James Elliott Goulka

3430 N Mountain Ridge, #31

Mesa AZ 85207

j.e.goulka@gmail.com

602-463-0844

Spouse(s): Ann Lyman (neé Bachelder) Goulka (1969)

Child(ren): Jeremiah Elliott Goulka (1975); Sarah Ann Goulka Perkins (1980)

Grandchild(ren): Amelia Ann Perkins (2011), Madeleine Louise Perkins (2013), Fiona Wilner Goulka (2013), Jacob Albert Perkins (2015), Elliott Wilner Goulka (2017)

Education: Yale School of Management, MBA ‘78

Career: Executive Director & CEO, Arizona Tech Investors (Phoenix), 8 years; President & CEO, National Technology Transfer Center (Wheeling, WV), 2 years; President & CEO, Frank Lloyd Wright Foundation (Scottsdale, AZ), 2 years; President & CEO, NetSelector (Minneapolis), 2 years; COO/CFO, Encyclopaedia Britannica (Chicago), 4 years; Private Equity & Corporate Finance Banker, Citibank (Chicago), 6 years.

College: Davenport

Yale gave me the five core tenets of how I have lived my life for the last fifty years.

Though I am not sure Kingman Brewster actually said it at our freshman convocation in Woolsey on our first (rainy) day at Yale, I heard and internalized the phrase, “excellence is expected.” During our years at Yale, we expected it from each other and from our teachers and they from us. Of course, then, as during the subsequent fifty years, I didn’t always accomplish what I set out to do, but this notion of accepting challenges and applying intensity, will, and focus, and expecting it from others, has informed everything that I’ve done.

The origin may have been the blue course catalogue: Yale opened my mind to multitudes of ideas and experiences to learn. I wanted to experience them all. I started out as a biochemistry major. Vincent Scully opened my eyes to western art. I read Chinese literature in translation and studied visual and kinetic art from West Africa. The arc of my life after Yale has followed this notion: experience different subjects, roles, sectors, and domains.

Though the politics and culture of the times were tumultuous, I believed that Yale was steadfast in its commitment to the discovery of the truth and the application of reason. Those commitments acknowledged that there was no simple, conclusive path to truth; that the prisms of different experiences, histories, and perspectives need to be part of that exploration, regardless of the momentary tribal or fashionable pressures that attempt to channel thinking toward approved positions.

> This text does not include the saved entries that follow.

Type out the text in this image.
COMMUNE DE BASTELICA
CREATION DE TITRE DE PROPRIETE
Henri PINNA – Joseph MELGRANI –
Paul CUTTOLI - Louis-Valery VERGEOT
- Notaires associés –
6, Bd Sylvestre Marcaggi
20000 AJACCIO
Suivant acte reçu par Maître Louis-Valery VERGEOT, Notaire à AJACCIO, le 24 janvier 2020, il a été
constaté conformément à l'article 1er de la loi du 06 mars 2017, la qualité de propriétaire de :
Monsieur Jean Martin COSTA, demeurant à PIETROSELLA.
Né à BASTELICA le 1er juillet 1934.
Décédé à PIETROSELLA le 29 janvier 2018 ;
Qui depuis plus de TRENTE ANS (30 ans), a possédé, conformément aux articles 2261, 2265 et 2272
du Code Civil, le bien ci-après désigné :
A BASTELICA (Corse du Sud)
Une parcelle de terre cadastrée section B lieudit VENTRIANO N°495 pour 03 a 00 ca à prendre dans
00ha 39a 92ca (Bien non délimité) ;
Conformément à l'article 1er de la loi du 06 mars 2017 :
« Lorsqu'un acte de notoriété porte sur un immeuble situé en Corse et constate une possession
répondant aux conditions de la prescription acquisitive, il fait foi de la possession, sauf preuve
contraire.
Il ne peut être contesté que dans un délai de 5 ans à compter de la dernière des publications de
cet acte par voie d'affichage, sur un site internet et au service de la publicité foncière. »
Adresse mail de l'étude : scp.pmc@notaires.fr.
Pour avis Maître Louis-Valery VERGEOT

While the life of the mind is often solitary, it’s not always so, and the conversion of new insights and ideas into actions requires the collaboration of a community of people. I have been very fortunate. I met the love of my life while we were sophomores (she at Vassar); we celebrate our fiftieth wedding anniversary three months after the reunion. I have friendships that began at Yale that continue to sustain me. My Yale friends are a disparate lot, but each, in his own way, still teaches me. I cherish each one. Learning that “dependency” on others has enabled me to build effective teams in startups and large enterprises, in non-profits, education, and politics.

And, finally, while excellence may be expected, achievement is more uncertain. Well-structured scientific experiments fail to deliver useful results. Elections are lost to inferior opponents. The best person or product doesn’t always win. Unfavorable market conditions overwhelm. Stuff happens. Nonetheless, the lesson learned at Yale is that the expectation of excellent performance remains.